Nikki Finke reports that the release date for Harry Potter and the Half-Blood Prince has been postponed by a factor of eight months, from its original release date on November 21, 2008 to July 17, 2009.
That means this film, the sixth in the series, will be coming out two years and six days after the previous film, Harry Potter and the Order of the Phoenix — easily the longest gap between Harry Potter movies to date. The second movie came out only one year after the first movie, and each movie since then has been released after intervals of roughly one year and a half.
However, the intervals promise to get shorter again, after that. The seventh and final book, Harry Potter and the Deathly Hallows, is being split into two films, with release dates currently planned for November 2010 and May 2011 — and Finke says the change in release date for Half-Blood Prince “does not alter the production schedule” for Deathly Hallows.
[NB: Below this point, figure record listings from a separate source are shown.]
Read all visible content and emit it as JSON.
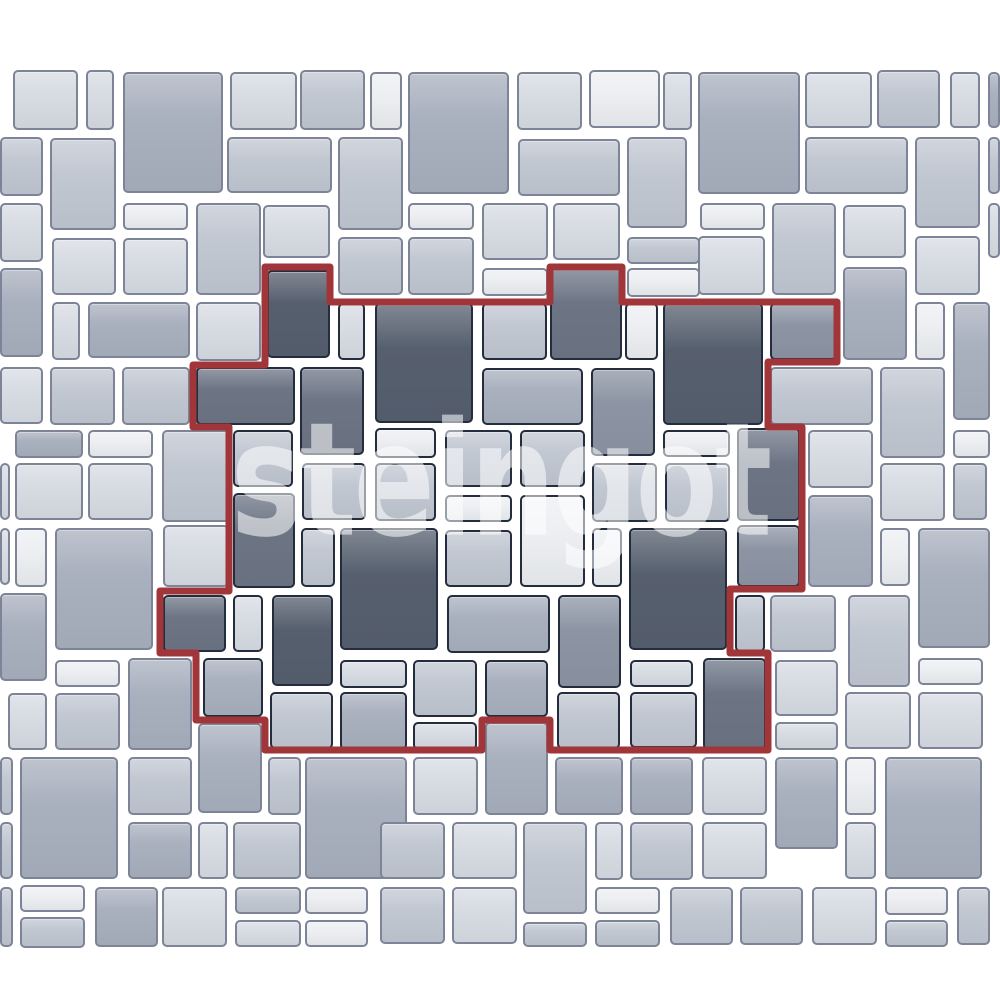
{
  "image": {
    "width": 1000,
    "height": 1000,
    "background": "#ffffff"
  },
  "watermark": {
    "text": "steingot"
  },
  "palette": {
    "shades": [
      "#edeff2",
      "#d8dce3",
      "#c2c8d2",
      "#a9b0be",
      "#8d95a4",
      "#6d7585",
      "#565f6e"
    ],
    "tile_border_outside": "#7d8497",
    "tile_border_inside": "#232d3d",
    "pattern_outline_red": "#a03639",
    "watermark_color": "rgba(255,255,255,0.55)"
  },
  "pattern_outline": {
    "stroke_width": 7,
    "points": [
      [
        265,
        267
      ],
      [
        330,
        267
      ],
      [
        330,
        302
      ],
      [
        550,
        302
      ],
      [
        550,
        267
      ],
      [
        622,
        267
      ],
      [
        622,
        302
      ],
      [
        837,
        302
      ],
      [
        837,
        362
      ],
      [
        768,
        362
      ],
      [
        768,
        427
      ],
      [
        802,
        427
      ],
      [
        802,
        589
      ],
      [
        730,
        589
      ],
      [
        730,
        653
      ],
      [
        768,
        653
      ],
      [
        768,
        750
      ],
      [
        550,
        750
      ],
      [
        550,
        720
      ],
      [
        482,
        720
      ],
      [
        482,
        750
      ],
      [
        265,
        750
      ],
      [
        265,
        720
      ],
      [
        196,
        720
      ],
      [
        196,
        653
      ],
      [
        160,
        653
      ],
      [
        160,
        591
      ],
      [
        229,
        591
      ],
      [
        229,
        427
      ],
      [
        193,
        427
      ],
      [
        193,
        365
      ],
      [
        265,
        365
      ]
    ]
  },
  "tiles": [
    [
      13,
      70,
      65,
      60,
      1,
      0
    ],
    [
      86,
      70,
      28,
      60,
      1,
      0
    ],
    [
      123,
      72,
      100,
      121,
      3,
      0
    ],
    [
      230,
      72,
      67,
      58,
      1,
      0
    ],
    [
      300,
      70,
      65,
      60,
      2,
      0
    ],
    [
      370,
      72,
      32,
      58,
      0,
      0
    ],
    [
      408,
      72,
      101,
      122,
      3,
      0
    ],
    [
      517,
      72,
      65,
      58,
      1,
      0
    ],
    [
      589,
      70,
      71,
      58,
      0,
      0
    ],
    [
      663,
      72,
      29,
      58,
      1,
      0
    ],
    [
      698,
      72,
      102,
      122,
      3,
      0
    ],
    [
      805,
      72,
      67,
      56,
      1,
      0
    ],
    [
      877,
      70,
      63,
      58,
      2,
      0
    ],
    [
      950,
      72,
      30,
      56,
      1,
      0
    ],
    [
      988,
      72,
      12,
      56,
      3,
      0
    ],
    [
      0,
      137,
      43,
      59,
      2,
      0
    ],
    [
      50,
      138,
      66,
      92,
      2,
      0
    ],
    [
      227,
      137,
      105,
      56,
      2,
      0
    ],
    [
      338,
      137,
      65,
      93,
      2,
      0
    ],
    [
      518,
      139,
      102,
      57,
      2,
      0
    ],
    [
      627,
      137,
      60,
      91,
      2,
      0
    ],
    [
      805,
      137,
      103,
      57,
      2,
      0
    ],
    [
      915,
      137,
      65,
      91,
      2,
      0
    ],
    [
      988,
      137,
      12,
      57,
      2,
      0
    ],
    [
      0,
      203,
      43,
      59,
      1,
      0
    ],
    [
      123,
      203,
      65,
      27,
      0,
      0
    ],
    [
      196,
      203,
      65,
      92,
      2,
      0
    ],
    [
      263,
      205,
      67,
      53,
      1,
      0
    ],
    [
      408,
      203,
      66,
      27,
      0,
      0
    ],
    [
      482,
      203,
      66,
      57,
      1,
      0
    ],
    [
      553,
      203,
      67,
      57,
      1,
      0
    ],
    [
      700,
      203,
      65,
      27,
      0,
      0
    ],
    [
      772,
      203,
      64,
      92,
      2,
      0
    ],
    [
      843,
      205,
      63,
      53,
      1,
      0
    ],
    [
      988,
      203,
      12,
      55,
      1,
      0
    ],
    [
      0,
      268,
      43,
      89,
      3,
      0
    ],
    [
      52,
      238,
      64,
      57,
      1,
      0
    ],
    [
      123,
      238,
      65,
      57,
      1,
      0
    ],
    [
      338,
      237,
      65,
      58,
      2,
      0
    ],
    [
      408,
      237,
      66,
      58,
      2,
      0
    ],
    [
      482,
      268,
      66,
      28,
      0,
      0
    ],
    [
      627,
      237,
      73,
      27,
      2,
      0
    ],
    [
      627,
      268,
      73,
      29,
      0,
      0
    ],
    [
      698,
      236,
      67,
      59,
      1,
      0
    ],
    [
      843,
      267,
      64,
      93,
      3,
      0
    ],
    [
      915,
      236,
      65,
      59,
      1,
      0
    ],
    [
      52,
      302,
      28,
      58,
      1,
      0
    ],
    [
      88,
      302,
      102,
      56,
      3,
      0
    ],
    [
      196,
      302,
      65,
      59,
      1,
      0
    ],
    [
      915,
      302,
      30,
      58,
      0,
      0
    ],
    [
      953,
      302,
      37,
      118,
      3,
      0
    ],
    [
      267,
      270,
      63,
      88,
      6,
      1
    ],
    [
      550,
      268,
      72,
      92,
      5,
      1
    ],
    [
      338,
      303,
      27,
      57,
      1,
      1
    ],
    [
      375,
      303,
      98,
      120,
      6,
      1
    ],
    [
      482,
      303,
      65,
      57,
      2,
      1
    ],
    [
      625,
      303,
      33,
      57,
      0,
      1
    ],
    [
      663,
      303,
      100,
      122,
      6,
      1
    ],
    [
      770,
      303,
      67,
      57,
      4,
      1
    ],
    [
      196,
      367,
      99,
      58,
      5,
      1
    ],
    [
      300,
      367,
      64,
      88,
      5,
      1
    ],
    [
      482,
      368,
      101,
      57,
      3,
      1
    ],
    [
      591,
      368,
      64,
      88,
      4,
      1
    ],
    [
      233,
      430,
      60,
      57,
      2,
      1
    ],
    [
      375,
      428,
      61,
      30,
      0,
      1
    ],
    [
      445,
      430,
      67,
      57,
      2,
      1
    ],
    [
      520,
      430,
      65,
      57,
      2,
      1
    ],
    [
      663,
      430,
      67,
      27,
      0,
      1
    ],
    [
      737,
      428,
      63,
      93,
      5,
      1
    ],
    [
      233,
      493,
      62,
      95,
      5,
      1
    ],
    [
      302,
      463,
      64,
      57,
      2,
      1
    ],
    [
      375,
      463,
      61,
      58,
      2,
      1
    ],
    [
      445,
      495,
      67,
      27,
      0,
      1
    ],
    [
      520,
      495,
      65,
      92,
      0,
      1
    ],
    [
      592,
      463,
      65,
      59,
      2,
      1
    ],
    [
      665,
      463,
      65,
      59,
      2,
      1
    ],
    [
      301,
      528,
      34,
      59,
      2,
      1
    ],
    [
      340,
      528,
      98,
      122,
      6,
      1
    ],
    [
      445,
      530,
      67,
      57,
      2,
      1
    ],
    [
      592,
      528,
      30,
      59,
      0,
      1
    ],
    [
      629,
      528,
      98,
      122,
      6,
      1
    ],
    [
      737,
      525,
      63,
      62,
      4,
      1
    ],
    [
      163,
      595,
      63,
      57,
      5,
      1
    ],
    [
      233,
      595,
      30,
      57,
      1,
      1
    ],
    [
      272,
      595,
      61,
      91,
      6,
      1
    ],
    [
      447,
      595,
      103,
      58,
      3,
      1
    ],
    [
      558,
      595,
      63,
      93,
      4,
      1
    ],
    [
      735,
      595,
      30,
      57,
      2,
      1
    ],
    [
      203,
      658,
      60,
      59,
      3,
      1
    ],
    [
      270,
      692,
      63,
      57,
      2,
      1
    ],
    [
      340,
      660,
      67,
      28,
      1,
      1
    ],
    [
      340,
      692,
      67,
      58,
      3,
      1
    ],
    [
      413,
      660,
      64,
      57,
      2,
      1
    ],
    [
      413,
      722,
      64,
      28,
      1,
      1
    ],
    [
      485,
      660,
      63,
      57,
      3,
      1
    ],
    [
      557,
      692,
      63,
      57,
      2,
      1
    ],
    [
      630,
      660,
      63,
      27,
      1,
      1
    ],
    [
      630,
      692,
      67,
      56,
      2,
      1
    ],
    [
      703,
      658,
      63,
      92,
      5,
      1
    ],
    [
      0,
      367,
      43,
      57,
      1,
      0
    ],
    [
      50,
      367,
      65,
      58,
      2,
      0
    ],
    [
      122,
      367,
      68,
      58,
      2,
      0
    ],
    [
      15,
      430,
      68,
      28,
      3,
      0
    ],
    [
      88,
      430,
      65,
      28,
      0,
      0
    ],
    [
      162,
      430,
      68,
      92,
      2,
      0
    ],
    [
      0,
      463,
      10,
      57,
      1,
      0
    ],
    [
      15,
      463,
      68,
      57,
      1,
      0
    ],
    [
      88,
      463,
      65,
      57,
      1,
      0
    ],
    [
      0,
      528,
      10,
      57,
      1,
      0
    ],
    [
      15,
      528,
      32,
      59,
      0,
      0
    ],
    [
      55,
      528,
      98,
      122,
      3,
      0
    ],
    [
      163,
      525,
      66,
      62,
      1,
      0
    ],
    [
      0,
      593,
      47,
      88,
      3,
      0
    ],
    [
      55,
      660,
      65,
      27,
      0,
      0
    ],
    [
      8,
      693,
      39,
      57,
      1,
      0
    ],
    [
      55,
      693,
      65,
      57,
      2,
      0
    ],
    [
      128,
      658,
      64,
      92,
      3,
      0
    ],
    [
      198,
      723,
      64,
      90,
      3,
      0
    ],
    [
      0,
      757,
      13,
      58,
      2,
      0
    ],
    [
      20,
      757,
      98,
      122,
      3,
      0
    ],
    [
      128,
      757,
      64,
      58,
      2,
      0
    ],
    [
      268,
      757,
      33,
      58,
      2,
      0
    ],
    [
      305,
      757,
      102,
      122,
      3,
      0
    ],
    [
      128,
      822,
      64,
      57,
      3,
      0
    ],
    [
      198,
      822,
      30,
      57,
      1,
      0
    ],
    [
      233,
      822,
      68,
      57,
      2,
      0
    ],
    [
      0,
      822,
      13,
      57,
      2,
      0
    ],
    [
      0,
      887,
      13,
      60,
      2,
      0
    ],
    [
      20,
      885,
      65,
      27,
      0,
      0
    ],
    [
      20,
      917,
      65,
      31,
      2,
      0
    ],
    [
      95,
      887,
      63,
      60,
      3,
      0
    ],
    [
      162,
      887,
      65,
      60,
      1,
      0
    ],
    [
      235,
      887,
      66,
      27,
      2,
      0
    ],
    [
      235,
      920,
      66,
      27,
      1,
      0
    ],
    [
      305,
      887,
      63,
      27,
      0,
      0
    ],
    [
      305,
      920,
      63,
      27,
      0,
      0
    ],
    [
      485,
      722,
      63,
      93,
      3,
      0
    ],
    [
      413,
      757,
      65,
      58,
      1,
      0
    ],
    [
      555,
      757,
      68,
      58,
      3,
      0
    ],
    [
      630,
      757,
      63,
      58,
      3,
      0
    ],
    [
      380,
      822,
      65,
      57,
      2,
      0
    ],
    [
      452,
      822,
      65,
      57,
      1,
      0
    ],
    [
      523,
      822,
      64,
      92,
      2,
      0
    ],
    [
      595,
      822,
      28,
      58,
      1,
      0
    ],
    [
      630,
      822,
      63,
      58,
      2,
      0
    ],
    [
      702,
      822,
      65,
      57,
      1,
      0
    ],
    [
      380,
      887,
      65,
      57,
      2,
      0
    ],
    [
      452,
      887,
      65,
      57,
      1,
      0
    ],
    [
      523,
      922,
      64,
      25,
      2,
      0
    ],
    [
      595,
      887,
      65,
      27,
      0,
      0
    ],
    [
      595,
      920,
      65,
      27,
      2,
      0
    ],
    [
      775,
      660,
      63,
      56,
      1,
      0
    ],
    [
      775,
      722,
      63,
      28,
      1,
      0
    ],
    [
      845,
      692,
      66,
      57,
      1,
      0
    ],
    [
      918,
      658,
      65,
      27,
      0,
      0
    ],
    [
      918,
      692,
      65,
      57,
      1,
      0
    ],
    [
      702,
      757,
      65,
      58,
      1,
      0
    ],
    [
      775,
      757,
      63,
      92,
      3,
      0
    ],
    [
      845,
      757,
      31,
      58,
      0,
      0
    ],
    [
      885,
      757,
      97,
      122,
      3,
      0
    ],
    [
      845,
      822,
      31,
      57,
      1,
      0
    ],
    [
      670,
      887,
      63,
      58,
      2,
      0
    ],
    [
      740,
      887,
      63,
      58,
      2,
      0
    ],
    [
      812,
      887,
      65,
      58,
      1,
      0
    ],
    [
      885,
      887,
      63,
      28,
      0,
      0
    ],
    [
      885,
      920,
      63,
      27,
      2,
      0
    ],
    [
      957,
      887,
      33,
      58,
      2,
      0
    ],
    [
      770,
      367,
      103,
      58,
      2,
      0
    ],
    [
      880,
      367,
      65,
      91,
      2,
      0
    ],
    [
      953,
      430,
      37,
      28,
      0,
      0
    ],
    [
      808,
      430,
      65,
      58,
      1,
      0
    ],
    [
      880,
      463,
      65,
      58,
      1,
      0
    ],
    [
      953,
      463,
      34,
      57,
      2,
      0
    ],
    [
      808,
      495,
      65,
      92,
      3,
      0
    ],
    [
      880,
      528,
      30,
      58,
      0,
      0
    ],
    [
      918,
      528,
      72,
      120,
      3,
      0
    ],
    [
      848,
      595,
      62,
      92,
      2,
      0
    ],
    [
      770,
      595,
      66,
      57,
      2,
      0
    ]
  ]
}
The change in release date also means that 2008 will be only the second year since 1996 in which there was no new Harry Potter book or movie — unless we count the 800-word prequel that J.K. Rowling dashed off for a charity auction earlier this year, or the upcoming re-packaging of The Tales of Beedle the Bard, a handwritten copy of which was auctioned off in 2007. The other year without any new Harry Potter product was 2006.
Not coincidentally, I assume, the new release date is also almost exactly one year after the release date for The Dark Knight, and the Batman movies, like the Harry Potter movies, are produced by Warner Brothers. Releasing these mega-sequels in mid-July is working out very well for them, isn’t it?